Le Québec ne peut refuser un projet de pipeline canadien, insiste Kenney

Le premier ministre de l’Alberta, Jason Kenney, a appelé le Québec à ses responsabilités de membre de la fédération canadienne, rappelant qu’il touchera des paiements de péréquation s’élevant à 13 milliards de dollars en 2019.
Photo: Jonathan Hayward La Presse canadienne Le premier ministre de l’Alberta, Jason Kenney, a appelé le Québec à ses responsabilités de membre de la fédération canadienne, rappelant qu’il touchera des paiements de péréquation s’élevant à 13 milliards de dollars en 2019.

Le premier ministre de l’Alberta, Jason Kenney, presse Ottawa d’imposer un pipeline acheminant du pétrole lourd entre les Prairies et le Nouveau-Brunswick en dépit de l’opposition du Québec.

À près de trois mois des élections fédérales, il a accusé le premier ministre fédéral, Justin Trudeau, d’avoir accordé « à une province [le Québec] un veto sur un projet de pipeline interprovincial » comme Énergie Est.

Le chef du gouvernement albertain a aussi cru bon de mettre les points sur les i à son homologue québécois François Legault, et ce, par médias interposés.

« Je vais juste lui rappeler qu’en bout de piste les pipelines interprovinciaux sont de l’autorité réglementaire exclusive du gouvernement fédéral », a-t-il déclaré, laissant tomber pour l’occasion son accent autonomiste.

« Il n’y a pas de débat là-dessus.

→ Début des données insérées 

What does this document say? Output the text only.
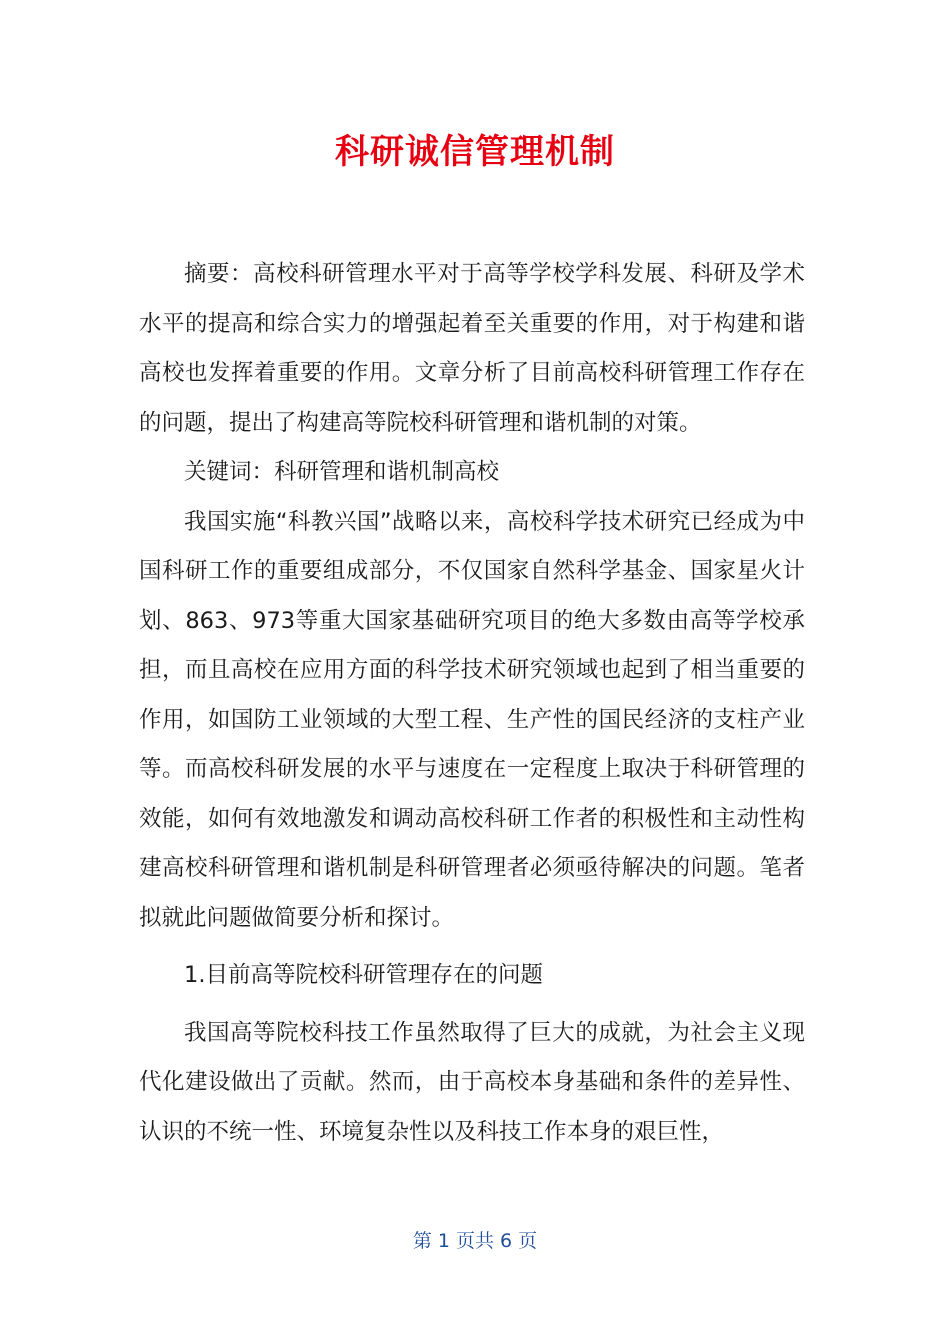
科研诚信管理机制

摘要：高校科研管理水平对于高等学校学科发展、科研及学术水平的提高和综合实力的增强起着至关重要的作用，对于构建和谐高校也发挥着重要的作用。文章分析了目前高校科研管理工作存在的问题，提出了构建高等院校科研管理和谐机制的对策。

关键词：科研管理和谐机制高校

我国实施“科教兴国”战略以来，高校科学技术研究已经成为中国科研工作的重要组成部分，不仅国家自然科学基金、国家星火计划、863、973等重大国家基础研究项目的绝大多数由高等学校承担，而且高校在应用方面的科学技术研究领域也起到了相当重要的作用，如国防工业领域的大型工程、生产性的国民经济的支柱产业等。而高校科研发展的水平与速度在一定程度上取决于科研管理的效能，如何有效地激发和调动高校科研工作者的积极性和主动性构建高校科研管理和谐机制是科研管理者必须亟待解决的问题。笔者拟就此问题做简要分析和探讨。

1.目前高等院校科研管理存在的问题

我国高等院校科技工作虽然取得了巨大的成就，为社会主义现代化建设做出了贡献。然而，由于高校本身基础和条件的差异性、认识的不统一性、环境复杂性以及科技工作本身的艰巨性，

第 1 页共 6 页
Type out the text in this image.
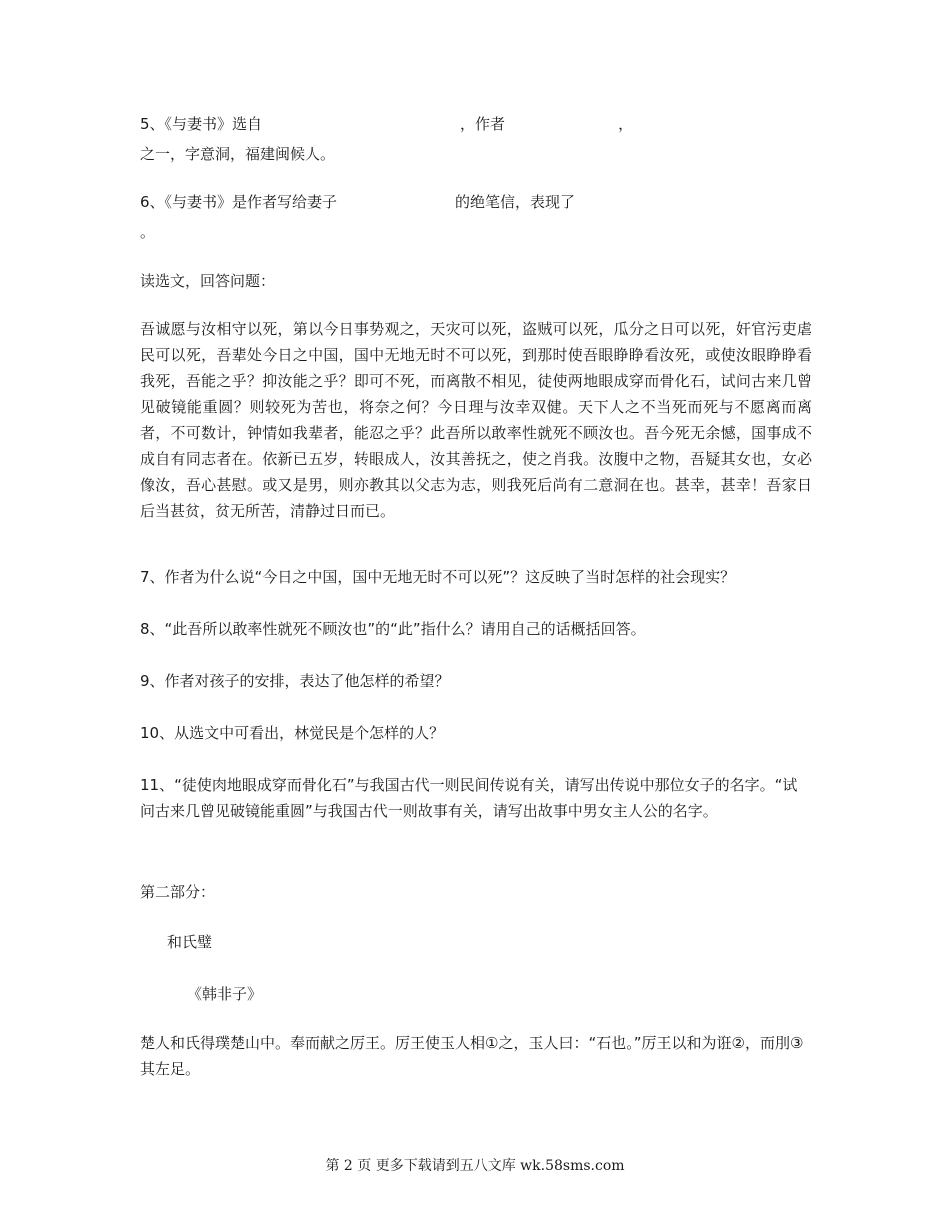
5、《与妻书》选自	，作者	，
之一，字意洞，福建闽候人。
6、《与妻书》是作者写给妻子	的绝笔信，表现了
。
读选文，回答问题：
吾诚愿与汝相守以死，第以今日事势观之，天灾可以死，盗贼可以死，瓜分之日可以死，奸官污吏虐民可以死，吾辈处今日之中国，国中无地无时不可以死，到那时使吾眼睁睁看汝死，或使汝眼睁睁看我死，吾能之乎？抑汝能之乎？即可不死，而离散不相见，徒使两地眼成穿而骨化石，试问古来几曾见破镜能重圆？则较死为苦也，将奈之何？今日理与汝幸双健。天下人之不当死而死与不愿离而离者，不可数计，钟情如我辈者，能忍之乎？此吾所以敢率性就死不顾汝也。吾今死无余憾，国事成不成自有同志者在。依新已五岁，转眼成人，汝其善抚之，使之肖我。汝腹中之物，吾疑其女也，女必像汝，吾心甚慰。或又是男，则亦教其以父志为志，则我死后尚有二意洞在也。甚幸，甚幸！吾家日后当甚贫，贫无所苦，清静过日而已。
7、作者为什么说“今日之中国，国中无地无时不可以死”？这反映了当时怎样的社会现实？
8、“此吾所以敢率性就死不顾汝也”的“此”指什么？请用自己的话概括回答。
9、作者对孩子的安排，表达了他怎样的希望？
10、从选文中可看出，林觉民是个怎样的人？
11、“徒使肉地眼成穿而骨化石”与我国古代一则民间传说有关，请写出传说中那位女子的名字。“试问古来几曾见破镜能重圆”与我国古代一则故事有关，请写出故事中男女主人公的名字。
第二部分：
和氏璧
《韩非子》
楚人和氏得璞楚山中。奉而献之厉王。厉王使玉人相①之，玉人曰：“石也。”厉王以和为诳②，而刖③其左足。
第 2 页 更多下载请到五八文库 wk.58sms.com
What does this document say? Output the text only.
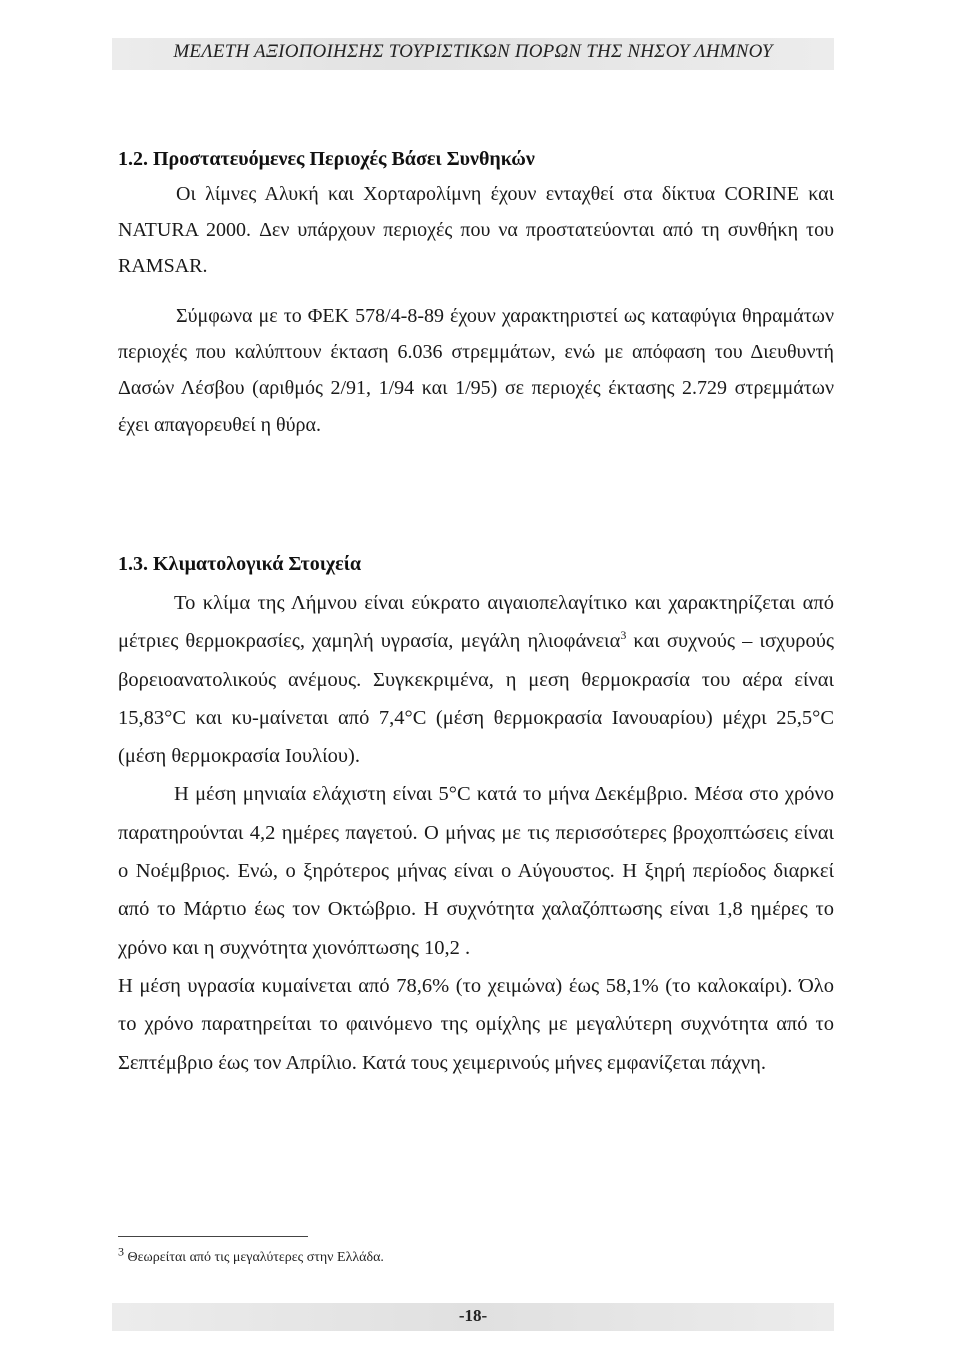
ΜΕΛΕΤΗ ΑΞΙΟΠΟΙΗΣΗΣ ΤΟΥΡΙΣΤΙΚΩΝ ΠΟΡΩΝ ΤΗΣ ΝΗΣΟΥ ΛΗΜΝΟΥ
1.2. Προστατευόμενες Περιοχές Βάσει Συνθηκών
Οι λίμνες Αλυκή και Χορταρολίμνη έχουν ενταχθεί στα δίκτυα CORINE και NATURA 2000. Δεν υπάρχουν περιοχές που να προστατεύονται από τη συνθήκη του RAMSAR.
Σύμφωνα με το ΦΕΚ 578/4-8-89 έχουν χαρακτηριστεί ως καταφύγια θηραμάτων περιοχές που καλύπτουν έκταση 6.036 στρεμμάτων, ενώ με απόφαση του Διευθυντή Δασών Λέσβου (αριθμός 2/91, 1/94 και 1/95) σε περιοχές έκτασης 2.729 στρεμμάτων έχει απαγορευθεί η θύρα.
1.3. Κλιματολογικά Στοιχεία

Το κλίμα της Λήμνου είναι εύκρατο αιγαιοπελαγίτικο και χαρακτηρίζεται από μέτριες θερμοκρασίες, χαμηλή υγρασία, μεγάλη ηλιοφάνεια$^3$ και συχνούς – ισχυρούς βορειοανατολικούς ανέμους. Συγκεκριμένα, η μεση θερμοκρασία του αέρα είναι 15,83°C και κυ-μαίνεται από 7,4°C (μέση θερμοκρασία Ιανουαρίου) μέχρι 25,5°C (μέση θερμοκρασία Ιουλίου).

Η μέση μηνιαία ελάχιστη είναι 5°C κατά το μήνα Δεκέμβριο. Μέσα στο χρόνο παρατηρούνται 4,2 ημέρες παγετού. Ο μήνας με τις περισσότερες βροχοπτώσεις είναι ο Νοέμβριος. Ενώ, ο ξηρότερος μήνας είναι ο Αύγουστος. Η ξηρή περίοδος διαρκεί από το Μάρτιο έως τον Οκτώβριο. Η συχνότητα χαλαζόπτωσης είναι 1,8 ημέρες το χρόνο και η συχνότητα χιονόπτωσης 10,2 .

Η μέση υγρασία κυμαίνεται από 78,6% (το χειμώνα) έως 58,1% (το καλοκαίρι). Όλο το χρόνο παρατηρείται το φαινόμενο της ομίχλης με μεγαλύτερη συχνότητα από το Σεπτέμβριο έως τον Απρίλιο. Κατά τους χειμερινούς μήνες εμφανίζεται πάχνη.

$^3$ Θεωρείται από τις μεγαλύτερες στην Ελλάδα.
-18-
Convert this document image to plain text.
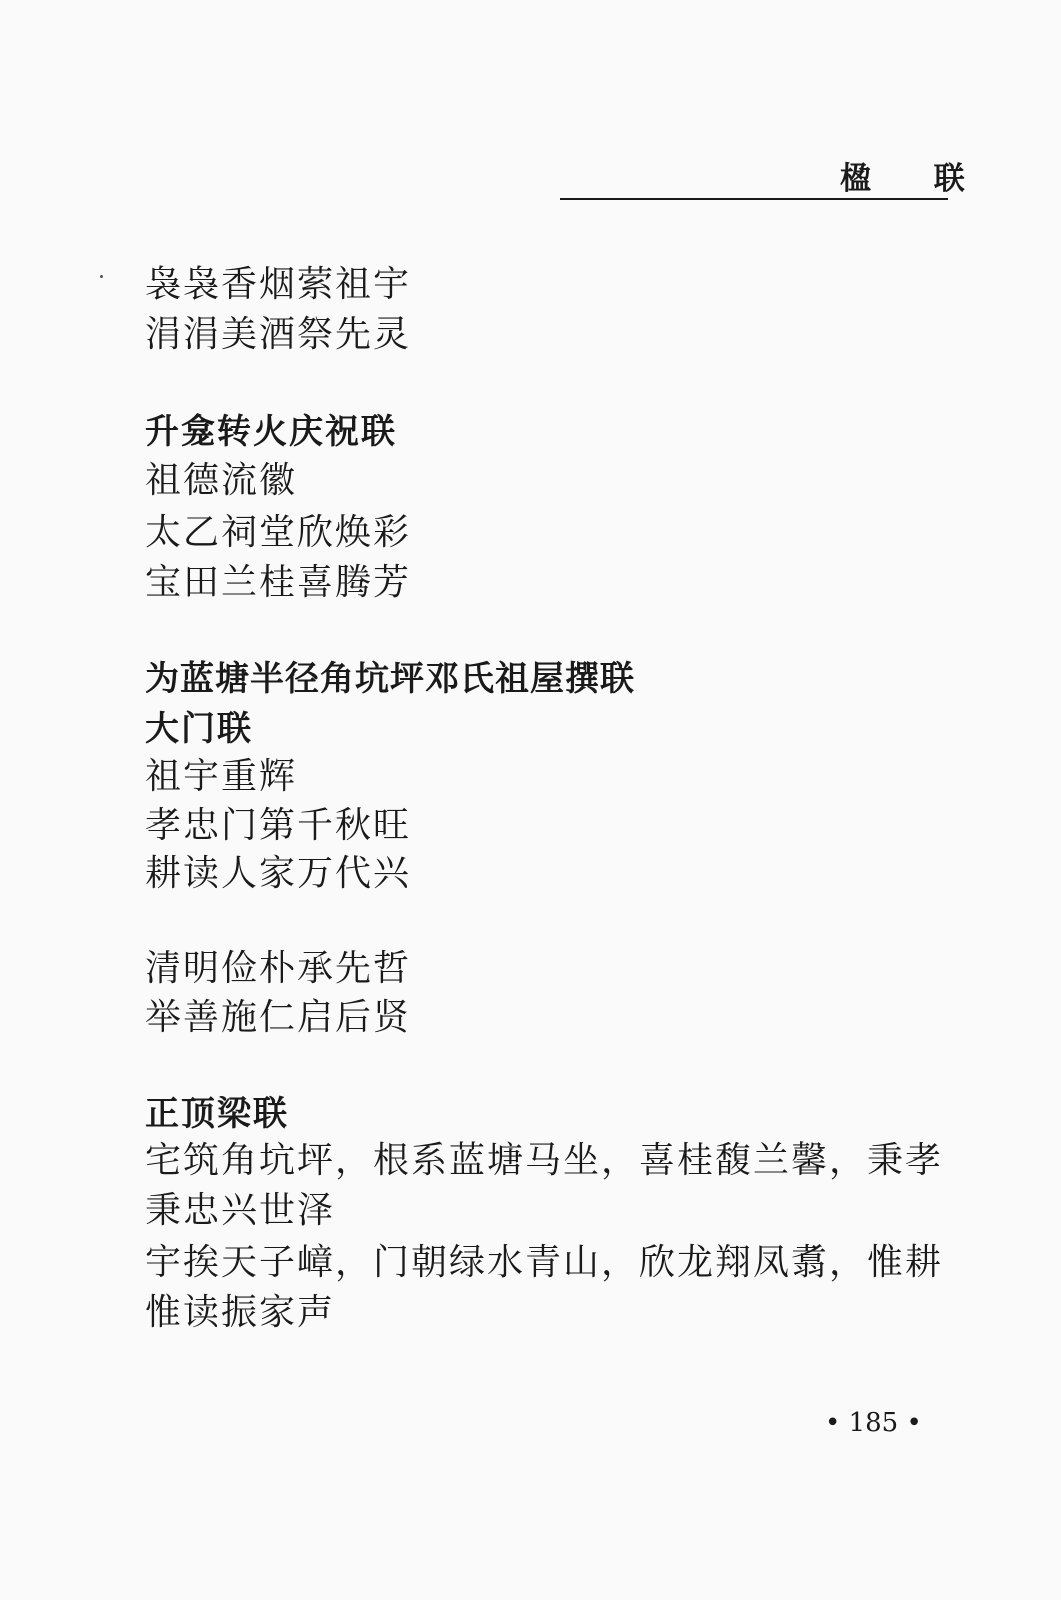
楹 联
袅袅香烟萦祖宇
涓涓美酒祭先灵
升龛转火庆祝联
祖德流徽
太乙祠堂欣焕彩
宝田兰桂喜腾芳
为蓝塘半径角坑坪邓氏祖屋撰联
大门联
祖宇重辉
孝忠门第千秋旺
耕读人家万代兴
清明俭朴承先哲
举善施仁启后贤
正顶梁联
宅筑角坑坪，根系蓝塘马坐，喜桂馥兰馨，秉孝
秉忠兴世泽
宇挨天子嶂，门朝绿水青山，欣龙翔凤翥，惟耕
惟读振家声
• 185 •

Il ne s’agit pas d’une question partisane. Il ne s’agit pas d’une question philosophique. Il s’agit d’une question constitutionnelle », a-t-il poursuivi tout en pointant la Loi constitutionnelle de 1867.

« Que ce soit le premier ministre Trudeau, le premier ministre Scheer ou n’importe quel autre premier ministre, je m’attends à ce qu’il passe le message à une province », a-t-il dit au micro de l’hôtel Delta Bessborough de Saskatoon, où les premiers ministres des provinces et des territoires sont réunis cette semaine.

Pour preuve, M. Kenney a pointé le projet TransMountain qui fera vraisemblablement couler davantage de pétrole issu des sables bitumineux sur la côte pacifique sans l’accord de la Colombie-Britannique.

Richesse partagée

Le premier ministre de l’Alberta a appelé le Québec à ses responsabilités de membre de la fédération canadienne, rappelant qu’il touchera des paiements de péréquation s’élevant à 13 milliards de dollars en 2019.

« À peu près, l’entièreté de ce montant provient de l’Alberta », a souligné M. Kenney mercredi.

« Nous nous attendons à ce que les provinces qui bénéficient de la richesse créée par notre énergie nous aident à développer cette richesse. Si vous allez bénéficier de cette ressource qui paie les factures dans cette fédération, aidez-nous à développer ces ressources et à obtenir un prix juste pour cette ressource. Je pense que M. Legault a entendu cet argument haut et fort », a-t-il affirmé.

M. Legault s’est en revanche dit disposé à concrétiser un projet de gazoducs « ou plus d’un projet de gazoducs » afin d’exporter du gaz naturel liquéfié sur les marchés internationaux, a fait remarquer M. Kenney à la presse. « Cela serait d’une grande aide à une industrie énergétique albertaine en difficulté », a fait valoir l’élu conservateur.

Enfin, M. Kenney a décrit la contribution de M. Legault aux discussions du Conseil de la fédération de « très constructive ». « Il est un premier ministre du Québec procroissance, proemplois. Il est déterminé à finalement éliminer la dépendance du Québec au système de transferts », a-t-il expliqué aux médias canadiens mercredi soir.

D’ailleurs, M. Kenney s’est dit heureux que son homologue québécois se soit abstenu de qualifier une nouvelle fois le pétrole extirpé du sol albertain d’« énergie sale ».